Tous y viennent : les intermédiaires s’imposent auprès de (presque) tous les assureurs
Les intermédiaires en assurance, agents et courtiers, s’insèrent comme un mode de distribution incontournable pour approcher et servir de larges cibles de clientèles.
En lançant son plan stratégique, le groupe CNP assurances affiche clairement que les courtiers sont un levier clé pour intensifier sa dynamique commerciale. Il y a peu de temps, Malakoff Humanis annonçait sa prise de position accélérée dans 100 à 150 cabinets de courtage. Cette même institution vient de créer un réseau d’agents généraux spécialisés voici deux ans.
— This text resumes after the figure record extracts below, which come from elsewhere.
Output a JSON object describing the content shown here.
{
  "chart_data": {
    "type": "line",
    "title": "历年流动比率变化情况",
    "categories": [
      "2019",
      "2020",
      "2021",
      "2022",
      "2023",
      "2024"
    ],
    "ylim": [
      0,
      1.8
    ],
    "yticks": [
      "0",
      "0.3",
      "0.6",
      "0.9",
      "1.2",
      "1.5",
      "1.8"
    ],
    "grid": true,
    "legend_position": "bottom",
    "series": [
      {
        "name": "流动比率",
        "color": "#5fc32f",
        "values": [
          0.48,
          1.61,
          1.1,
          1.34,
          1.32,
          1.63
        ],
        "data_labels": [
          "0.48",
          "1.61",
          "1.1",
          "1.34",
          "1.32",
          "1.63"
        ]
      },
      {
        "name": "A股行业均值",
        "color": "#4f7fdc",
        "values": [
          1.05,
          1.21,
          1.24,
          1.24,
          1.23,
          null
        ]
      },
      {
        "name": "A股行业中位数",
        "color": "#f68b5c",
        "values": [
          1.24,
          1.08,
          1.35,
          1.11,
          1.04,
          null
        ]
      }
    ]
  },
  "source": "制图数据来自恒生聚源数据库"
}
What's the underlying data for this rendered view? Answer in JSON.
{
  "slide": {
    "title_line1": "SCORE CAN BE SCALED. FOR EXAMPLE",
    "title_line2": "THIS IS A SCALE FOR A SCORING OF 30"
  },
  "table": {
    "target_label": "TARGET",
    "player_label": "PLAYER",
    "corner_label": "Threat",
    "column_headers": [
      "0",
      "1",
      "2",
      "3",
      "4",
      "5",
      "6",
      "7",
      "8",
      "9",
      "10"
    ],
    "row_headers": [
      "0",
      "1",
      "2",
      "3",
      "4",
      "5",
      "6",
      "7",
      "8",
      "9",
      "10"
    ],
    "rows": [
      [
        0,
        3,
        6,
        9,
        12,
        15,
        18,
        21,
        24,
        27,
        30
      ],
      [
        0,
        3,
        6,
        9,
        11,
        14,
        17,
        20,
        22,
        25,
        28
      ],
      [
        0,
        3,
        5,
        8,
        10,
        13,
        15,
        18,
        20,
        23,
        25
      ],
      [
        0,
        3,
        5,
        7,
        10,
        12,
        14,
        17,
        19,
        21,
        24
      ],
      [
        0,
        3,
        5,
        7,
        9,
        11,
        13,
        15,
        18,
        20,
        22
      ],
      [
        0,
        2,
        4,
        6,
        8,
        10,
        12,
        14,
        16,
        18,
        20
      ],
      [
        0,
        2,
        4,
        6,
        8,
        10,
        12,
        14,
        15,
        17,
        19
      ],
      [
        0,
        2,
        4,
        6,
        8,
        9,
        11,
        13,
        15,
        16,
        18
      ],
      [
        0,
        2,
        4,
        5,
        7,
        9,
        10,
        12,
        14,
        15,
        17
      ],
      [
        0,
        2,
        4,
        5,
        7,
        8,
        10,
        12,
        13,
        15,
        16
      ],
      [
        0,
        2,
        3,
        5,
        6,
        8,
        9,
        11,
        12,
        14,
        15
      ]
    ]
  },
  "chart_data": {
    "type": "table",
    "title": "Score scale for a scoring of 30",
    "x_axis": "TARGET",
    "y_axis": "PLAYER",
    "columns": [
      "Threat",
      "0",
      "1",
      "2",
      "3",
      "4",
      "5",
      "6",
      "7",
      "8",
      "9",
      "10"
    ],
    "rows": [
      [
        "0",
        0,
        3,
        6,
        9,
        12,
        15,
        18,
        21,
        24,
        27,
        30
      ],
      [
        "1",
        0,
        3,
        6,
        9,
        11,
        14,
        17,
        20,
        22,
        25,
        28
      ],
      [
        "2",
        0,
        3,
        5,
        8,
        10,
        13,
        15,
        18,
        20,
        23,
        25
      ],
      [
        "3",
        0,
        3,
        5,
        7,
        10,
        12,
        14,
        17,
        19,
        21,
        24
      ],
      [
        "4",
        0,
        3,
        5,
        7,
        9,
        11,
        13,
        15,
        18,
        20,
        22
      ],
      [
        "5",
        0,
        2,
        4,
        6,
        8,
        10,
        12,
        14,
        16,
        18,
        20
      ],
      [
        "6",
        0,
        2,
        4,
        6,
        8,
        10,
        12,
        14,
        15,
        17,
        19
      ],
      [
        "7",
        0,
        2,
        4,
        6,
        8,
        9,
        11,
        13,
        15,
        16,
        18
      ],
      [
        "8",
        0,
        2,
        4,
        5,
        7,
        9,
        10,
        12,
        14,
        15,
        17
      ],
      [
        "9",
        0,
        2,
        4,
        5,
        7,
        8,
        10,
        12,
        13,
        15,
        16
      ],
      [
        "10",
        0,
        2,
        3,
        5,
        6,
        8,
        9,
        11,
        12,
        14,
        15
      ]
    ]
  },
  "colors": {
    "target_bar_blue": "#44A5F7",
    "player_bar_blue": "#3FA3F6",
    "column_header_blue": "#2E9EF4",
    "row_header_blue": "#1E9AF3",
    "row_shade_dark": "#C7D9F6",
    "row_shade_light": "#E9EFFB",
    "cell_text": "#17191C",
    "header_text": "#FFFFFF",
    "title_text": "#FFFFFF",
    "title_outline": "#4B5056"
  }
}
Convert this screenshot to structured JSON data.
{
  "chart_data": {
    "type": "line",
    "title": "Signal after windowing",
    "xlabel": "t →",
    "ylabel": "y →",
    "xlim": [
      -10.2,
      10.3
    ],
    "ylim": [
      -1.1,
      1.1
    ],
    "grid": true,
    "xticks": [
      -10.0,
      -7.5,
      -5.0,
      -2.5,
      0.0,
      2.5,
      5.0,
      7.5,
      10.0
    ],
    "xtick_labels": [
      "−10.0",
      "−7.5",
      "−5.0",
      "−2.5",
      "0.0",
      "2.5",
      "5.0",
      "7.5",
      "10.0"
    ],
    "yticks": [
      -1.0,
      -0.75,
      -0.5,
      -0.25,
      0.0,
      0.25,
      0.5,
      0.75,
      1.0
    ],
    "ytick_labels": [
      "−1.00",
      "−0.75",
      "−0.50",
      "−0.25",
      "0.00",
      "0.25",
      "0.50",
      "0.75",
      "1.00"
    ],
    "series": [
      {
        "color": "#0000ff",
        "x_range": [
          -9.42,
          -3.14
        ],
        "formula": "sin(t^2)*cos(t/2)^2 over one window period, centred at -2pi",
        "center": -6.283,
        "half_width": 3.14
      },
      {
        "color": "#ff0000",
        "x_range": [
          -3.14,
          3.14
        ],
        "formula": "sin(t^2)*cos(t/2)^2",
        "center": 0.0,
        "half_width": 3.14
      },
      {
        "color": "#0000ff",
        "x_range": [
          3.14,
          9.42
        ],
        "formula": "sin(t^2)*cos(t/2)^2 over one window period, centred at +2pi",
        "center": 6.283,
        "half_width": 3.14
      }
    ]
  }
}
Ces deux structures, importantes par leur poids et leur réputation sur le marché, poursuivent une liste déjà longue. Les mutuelles du Code de la mutualité ont noué, au début très discrètement, des relations avec le courtage. Plus récemment, certaines les affichent dépassant ainsi une distance idéologique qu’elles ont longtemps maintenue. Bref, l’intermédiation s’est insérée progressivement, puis renforce ses positions. C’est un mouvement de fond. Certes, la pression de la concurrence, les nécessités de la montée en compétence redessinent les exigences de marché, mais surtout le besoin de répondre aux exigences croissantes des clients. Outre la capacité de les trouver là où ils sont, cela requiert un savoir-faire et surtout un savoir-être éprouvé, sans cesse maintenus au meilleur niveau. Bref, un professionnalisme, désormais sous contrôle étroit de la conformité, qui vient encadrer la nécessaire atteinte des objectifs.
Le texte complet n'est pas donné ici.